I really enjoy the look of a black background. 

I'm hoping to get my hands on a Fluval Spec soon and I'd like to make the background black WITHOUT painting it or doing anything permanent to the tank. I'd like to have the option to cleanly remove whatever I use.

Can someone suggest a contact paper? Or some sort of DIY for this?


----------



## sir.tie (Jul 13, 2016)

Just get it at big Al's, you can attach it with soap water

Sent from my Nexus 6P using Tapatalk


----------



## infolific (Apr 10, 2016)

I used the black background from Big Al's. It's cheap. I attach it with some kind of oil also from Big Al's (less cheap), but a single bottle is enough for TWO 36"x24" tanks (my own experience). This oil isn't permanent, but I imagine there'll be a mess that'll need to be cleaned up should you ever remove the backing.


----------



## Maple (Sep 14, 2016)

I get bristleboard from Staples. Just cut to fit. Costs about $1 per sheet - roughly 36x24.


----------



## infolific (Apr 10, 2016)

I don't think the backing will look as good if you use paper or plastic without something (like the oil I mentioned) that eliminates the air barrier.


----------



## Fisheye (Jan 13, 2015)

Hi alisteeves!

Just throwing this out there in case it appeals to you.

Home Depot cuts vinyl blinds to fit (white, grey and beige) and pitches the cut offs-you can get them for free.

I threw some of this white vinyl on the back of my tanks( 2-10 g and a 20 long) with tape just to see...it works on rimmed tanks..

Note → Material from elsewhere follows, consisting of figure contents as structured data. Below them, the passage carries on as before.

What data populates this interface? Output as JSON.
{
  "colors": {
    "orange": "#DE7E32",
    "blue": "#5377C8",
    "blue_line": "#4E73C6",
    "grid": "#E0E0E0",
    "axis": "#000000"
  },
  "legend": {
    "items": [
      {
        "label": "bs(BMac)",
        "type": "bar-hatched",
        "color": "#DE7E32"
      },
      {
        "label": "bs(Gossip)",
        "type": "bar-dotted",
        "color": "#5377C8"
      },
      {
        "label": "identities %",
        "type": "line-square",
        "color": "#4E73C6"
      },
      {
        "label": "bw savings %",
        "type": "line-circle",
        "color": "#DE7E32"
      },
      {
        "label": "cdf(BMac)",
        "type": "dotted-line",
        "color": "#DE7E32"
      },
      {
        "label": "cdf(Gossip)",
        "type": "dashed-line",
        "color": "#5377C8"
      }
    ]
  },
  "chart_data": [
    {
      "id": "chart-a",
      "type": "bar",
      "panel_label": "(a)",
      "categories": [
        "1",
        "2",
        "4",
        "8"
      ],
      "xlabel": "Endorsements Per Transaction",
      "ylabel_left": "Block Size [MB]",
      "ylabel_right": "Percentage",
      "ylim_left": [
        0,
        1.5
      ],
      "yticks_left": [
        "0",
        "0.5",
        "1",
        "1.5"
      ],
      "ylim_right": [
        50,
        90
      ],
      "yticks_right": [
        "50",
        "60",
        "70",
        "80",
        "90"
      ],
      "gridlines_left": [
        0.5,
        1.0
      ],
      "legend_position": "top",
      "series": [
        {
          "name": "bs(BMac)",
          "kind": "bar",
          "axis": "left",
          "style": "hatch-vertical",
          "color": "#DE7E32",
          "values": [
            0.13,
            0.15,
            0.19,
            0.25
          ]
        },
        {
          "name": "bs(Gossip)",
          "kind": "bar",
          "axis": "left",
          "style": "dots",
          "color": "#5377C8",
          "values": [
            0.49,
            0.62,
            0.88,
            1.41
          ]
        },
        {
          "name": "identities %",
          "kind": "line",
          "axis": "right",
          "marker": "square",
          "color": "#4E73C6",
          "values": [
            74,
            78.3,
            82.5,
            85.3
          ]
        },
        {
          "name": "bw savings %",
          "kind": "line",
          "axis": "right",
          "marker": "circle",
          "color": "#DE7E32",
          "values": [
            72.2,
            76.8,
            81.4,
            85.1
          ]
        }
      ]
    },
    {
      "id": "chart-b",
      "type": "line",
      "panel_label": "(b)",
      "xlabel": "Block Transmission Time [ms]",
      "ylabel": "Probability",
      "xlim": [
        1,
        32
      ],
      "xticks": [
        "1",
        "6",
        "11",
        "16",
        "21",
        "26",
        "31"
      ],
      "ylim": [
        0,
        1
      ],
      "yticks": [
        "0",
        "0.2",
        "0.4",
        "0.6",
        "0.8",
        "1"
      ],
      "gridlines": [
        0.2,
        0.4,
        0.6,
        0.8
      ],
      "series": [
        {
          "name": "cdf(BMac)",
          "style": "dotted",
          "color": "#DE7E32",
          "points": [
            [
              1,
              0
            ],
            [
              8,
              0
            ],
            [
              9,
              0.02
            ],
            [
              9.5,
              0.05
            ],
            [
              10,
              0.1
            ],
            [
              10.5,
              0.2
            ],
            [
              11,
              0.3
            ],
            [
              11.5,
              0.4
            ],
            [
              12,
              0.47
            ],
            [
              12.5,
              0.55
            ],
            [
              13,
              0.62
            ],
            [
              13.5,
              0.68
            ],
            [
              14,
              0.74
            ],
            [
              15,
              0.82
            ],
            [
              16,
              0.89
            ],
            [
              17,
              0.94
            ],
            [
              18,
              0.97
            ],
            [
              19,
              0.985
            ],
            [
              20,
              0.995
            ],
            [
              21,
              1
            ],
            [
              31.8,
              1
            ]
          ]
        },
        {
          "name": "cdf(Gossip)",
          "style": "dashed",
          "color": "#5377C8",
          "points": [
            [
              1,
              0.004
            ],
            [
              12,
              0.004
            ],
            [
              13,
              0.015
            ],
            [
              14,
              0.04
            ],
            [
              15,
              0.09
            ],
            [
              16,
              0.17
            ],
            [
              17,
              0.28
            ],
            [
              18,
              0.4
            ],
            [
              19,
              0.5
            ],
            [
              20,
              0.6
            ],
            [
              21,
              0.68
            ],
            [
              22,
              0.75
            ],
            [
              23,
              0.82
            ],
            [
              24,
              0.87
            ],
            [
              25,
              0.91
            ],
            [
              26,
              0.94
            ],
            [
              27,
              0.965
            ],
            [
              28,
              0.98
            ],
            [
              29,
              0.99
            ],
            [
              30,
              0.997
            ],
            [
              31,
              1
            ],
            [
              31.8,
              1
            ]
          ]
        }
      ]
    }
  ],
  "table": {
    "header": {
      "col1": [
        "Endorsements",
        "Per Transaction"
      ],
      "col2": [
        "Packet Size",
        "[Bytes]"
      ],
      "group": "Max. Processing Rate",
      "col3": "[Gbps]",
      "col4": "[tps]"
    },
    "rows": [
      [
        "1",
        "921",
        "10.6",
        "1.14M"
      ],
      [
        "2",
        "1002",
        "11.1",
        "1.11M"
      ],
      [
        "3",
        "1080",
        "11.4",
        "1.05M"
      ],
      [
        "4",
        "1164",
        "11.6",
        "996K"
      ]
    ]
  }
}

Will you post pics of your Spec once it's up???


----------



## PACMAN (Mar 4, 2010)

how about black plasti-dip? you spray it on, and once dry, can be peeled off no problem. Just make sure you spray on a good # of layers. That is the key to easy removal later on.


----------



## Mikeylikes (Nov 22, 2013)

PACMAN said:


> how about black plasti-dip? you spray it on, and once dry, can be peeled off no problem. Just make sure you spray on a good # of layers. That is the key to easy removal later on.


That's what I used for my background. See my build. Worked like a charm. Just make sure you spray it on outside!!


----------